After Anna's tragic death in 1892, Julian asked Ella and her mother to help care for his daughters. The relationship between Ella and Julian blossomed via letters and were married a year later. Ella would serve as a subject for a number of paintings by Julian Alden Weir. She also managed the business side of Julian’s art career, working with galleries and art collectors to get appraisals as well as managing his bookkeeping. Ella died in 1930, having dedicated so much of her life to the well-being of her family. Dorothy Weir Young later noted of Ella: "Hers [Ellas] was an unselfish and generous nature, and she gave herself unstintingly to make a home for the children, under her charge, once more a home and a happy place to live in."
Early Travels (1852-1892)
Ella Baker was born September 7th 1852, the eldest daughter of Charles Taintor Baker and Anna Bartlett Dwight Baker. Growing up in the Baker household, Ella and her family would occasionally spend summers in Europe. Ella relished these long European tours. She knew German, having studied the language in 1885 at Amherst. In 1886 –1887, Ella and her mother toured France, England, Scandinavia, Holland, Belgium, Germany, Russia, &Switzerland. Ella also took painting lessons and completed a number of watercolors during this European trip.

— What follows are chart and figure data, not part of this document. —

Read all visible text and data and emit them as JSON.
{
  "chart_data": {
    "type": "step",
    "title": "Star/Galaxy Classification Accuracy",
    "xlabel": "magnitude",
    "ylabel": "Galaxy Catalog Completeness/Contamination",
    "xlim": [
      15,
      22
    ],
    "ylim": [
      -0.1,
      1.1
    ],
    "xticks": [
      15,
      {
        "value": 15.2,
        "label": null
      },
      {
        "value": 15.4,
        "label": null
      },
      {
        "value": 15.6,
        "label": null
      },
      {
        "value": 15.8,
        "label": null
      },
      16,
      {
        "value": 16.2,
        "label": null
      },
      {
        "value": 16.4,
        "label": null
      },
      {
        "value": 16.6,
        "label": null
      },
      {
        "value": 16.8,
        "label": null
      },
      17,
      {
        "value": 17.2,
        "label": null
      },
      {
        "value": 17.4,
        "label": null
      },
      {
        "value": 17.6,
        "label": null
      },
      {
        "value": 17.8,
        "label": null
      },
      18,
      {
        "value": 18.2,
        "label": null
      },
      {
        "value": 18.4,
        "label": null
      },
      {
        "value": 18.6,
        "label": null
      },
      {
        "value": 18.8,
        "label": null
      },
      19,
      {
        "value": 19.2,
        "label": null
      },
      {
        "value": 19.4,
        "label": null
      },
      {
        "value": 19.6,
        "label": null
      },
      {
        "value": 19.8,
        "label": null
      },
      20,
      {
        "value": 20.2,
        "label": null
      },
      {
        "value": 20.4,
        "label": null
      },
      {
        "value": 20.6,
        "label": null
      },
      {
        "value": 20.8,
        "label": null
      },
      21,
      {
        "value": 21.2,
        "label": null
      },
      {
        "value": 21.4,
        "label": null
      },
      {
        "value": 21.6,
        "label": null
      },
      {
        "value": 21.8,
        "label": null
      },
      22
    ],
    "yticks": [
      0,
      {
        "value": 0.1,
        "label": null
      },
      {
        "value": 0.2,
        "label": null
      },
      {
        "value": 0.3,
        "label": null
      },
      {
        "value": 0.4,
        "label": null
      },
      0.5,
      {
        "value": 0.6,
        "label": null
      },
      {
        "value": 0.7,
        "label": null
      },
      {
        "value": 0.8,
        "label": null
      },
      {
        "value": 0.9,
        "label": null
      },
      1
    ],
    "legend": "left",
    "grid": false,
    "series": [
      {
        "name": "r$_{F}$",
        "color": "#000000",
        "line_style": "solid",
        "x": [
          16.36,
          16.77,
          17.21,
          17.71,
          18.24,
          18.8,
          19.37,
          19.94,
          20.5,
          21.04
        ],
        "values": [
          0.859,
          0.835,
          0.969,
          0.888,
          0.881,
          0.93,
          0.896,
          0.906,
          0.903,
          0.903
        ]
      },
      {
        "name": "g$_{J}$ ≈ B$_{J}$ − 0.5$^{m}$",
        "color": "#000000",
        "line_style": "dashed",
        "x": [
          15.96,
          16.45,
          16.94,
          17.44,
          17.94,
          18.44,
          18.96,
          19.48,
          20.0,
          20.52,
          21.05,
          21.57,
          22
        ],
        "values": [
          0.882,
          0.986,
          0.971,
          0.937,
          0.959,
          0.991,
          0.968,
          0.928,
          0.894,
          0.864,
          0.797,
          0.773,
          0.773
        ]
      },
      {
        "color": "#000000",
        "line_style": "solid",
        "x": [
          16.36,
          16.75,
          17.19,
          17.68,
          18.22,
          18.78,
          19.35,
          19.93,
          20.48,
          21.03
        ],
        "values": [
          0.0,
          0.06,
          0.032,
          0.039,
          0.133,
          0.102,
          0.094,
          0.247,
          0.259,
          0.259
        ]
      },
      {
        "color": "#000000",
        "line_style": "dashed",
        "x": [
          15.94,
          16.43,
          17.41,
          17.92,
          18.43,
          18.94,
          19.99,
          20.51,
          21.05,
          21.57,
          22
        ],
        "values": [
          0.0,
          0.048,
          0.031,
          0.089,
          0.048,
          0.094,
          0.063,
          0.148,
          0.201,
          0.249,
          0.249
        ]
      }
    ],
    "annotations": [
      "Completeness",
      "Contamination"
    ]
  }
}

In 1888 –1889, Ella and her mother visited Europe, North Africa, and Turkey. From 1891 to 1892, the Bakers took a worldwide tour. They traveled across the American continent, on the newly complete transcontinental railroad, and departed from Vancouver to visit Japan, China, India, Egypt, and Europe. During this time, Ella continued her German and painting lessons, but began to augment these skills with an interest in photography. Ella would continue her interest in photography for the rest of her life.
Life at Branchville (1892-1930)
As Ella travelled, her sister Anna married the painter Julian Alden Weir. After her tragic death due to complications from childbirth in 1892, Julian asked Ella and her mother to care for his daughters. He wrote to the Baker family asking, "Will not you and Ella live here with me? There is so much more demand from these little ones than I can do and we will try to bring them up as Puss [Anna] would have them."
Julian would leave his daughters in Windham in the care of his in-laws during the next few summers as he recuperated. He taught painting classes in Cos Cob and painted murals for the Columbian Exposition in Chicago. Ella kept track of his painting sales in 1893 and provided him with emotional stability during that trying year. The relationship between Ella and Julian would blossom via letters and the two would soon fall in love. Julian Alden Weir and Ella Baker Weir wed on October 28th 1893 in Boston. E. Winchester Donald, the same rector that married Julian and Anna, served as the rector in Julian and Ella's wedding. John Twachtman acted as best man.
Dorothy Weir Young later noted: "Hers [Ellas] was an unselfish and generous nature, and she gave herself unstintingly to make a home for the children, until the house that had at first been a dreary, desolate place to enter, with no lamps lit as the evening drew on and everything left at sixes and sevens, became, under her charge, once more a home and a happy place to live in. She loved the children, and they were devoted to her; and to Julian she gave the intimate companionship that he needed so badly. She had, besides, excellent taste and a real knowledge of art, for she was herself, an amateur painter of distinction."
Ella continued her interest in photography after her marriage to Julian, a fascination that would continue throughout her life. She might have also played a part in the creation of the Secret Garden, although the architect of that endeavor is not known. Ella would serve as a subject for a number of paintings by Julian Alden Weir, including: In the Dooryard, Silhouette, Autumn Stroll and others.
After marrying Ella, the Weirs began to travel more. At first, they divided their summers between Branchville, in June and July, and Windham, where Ella's family lived, in August and September. Ella's mother would pass in 1900 leaving her daughters with an inheritance. Ella and Julian were able to travel and improve upon their Branchville home as Julian's paintings gained recognition through the 1890s and early 1900s. Ella and Julian traveled to Europe in 1900 and 1901, as builders renovated the house in Branchville. Beginning in 1902 and lasting until 1913, the Weirs traveled Nassau close to seven times to visit Ella's sister Cora Baker Davis Rutherford.
Julian Alden Weir died on December 8th 1919 in New York, in the newly rented apartment for Julian and Ella. Following her husband's death, Ella wrote Robert Macbeth, "He was so true to himself and hated deception in any form, that I feel he placed his stamp upon his Art as he did upon life. For Art and Life were for him one." Ella and her sister Cora would spend the summer of 1920 visiting family friends in West Point and stop in Windsor, Vermont to see Augusta Saint-Gaudens. There is little documented about the life of Ella Baker Weir and the Branchville property during the 1920s, however, records indicate that Ella and Dorothy continued to live at and manage the Branchville property during the summer. Ella died on December 27th 1930 having dedicated so much of her life to the well-being of her family from Julian to his three daughters and ensuring the Weir House would pass to Dorothy.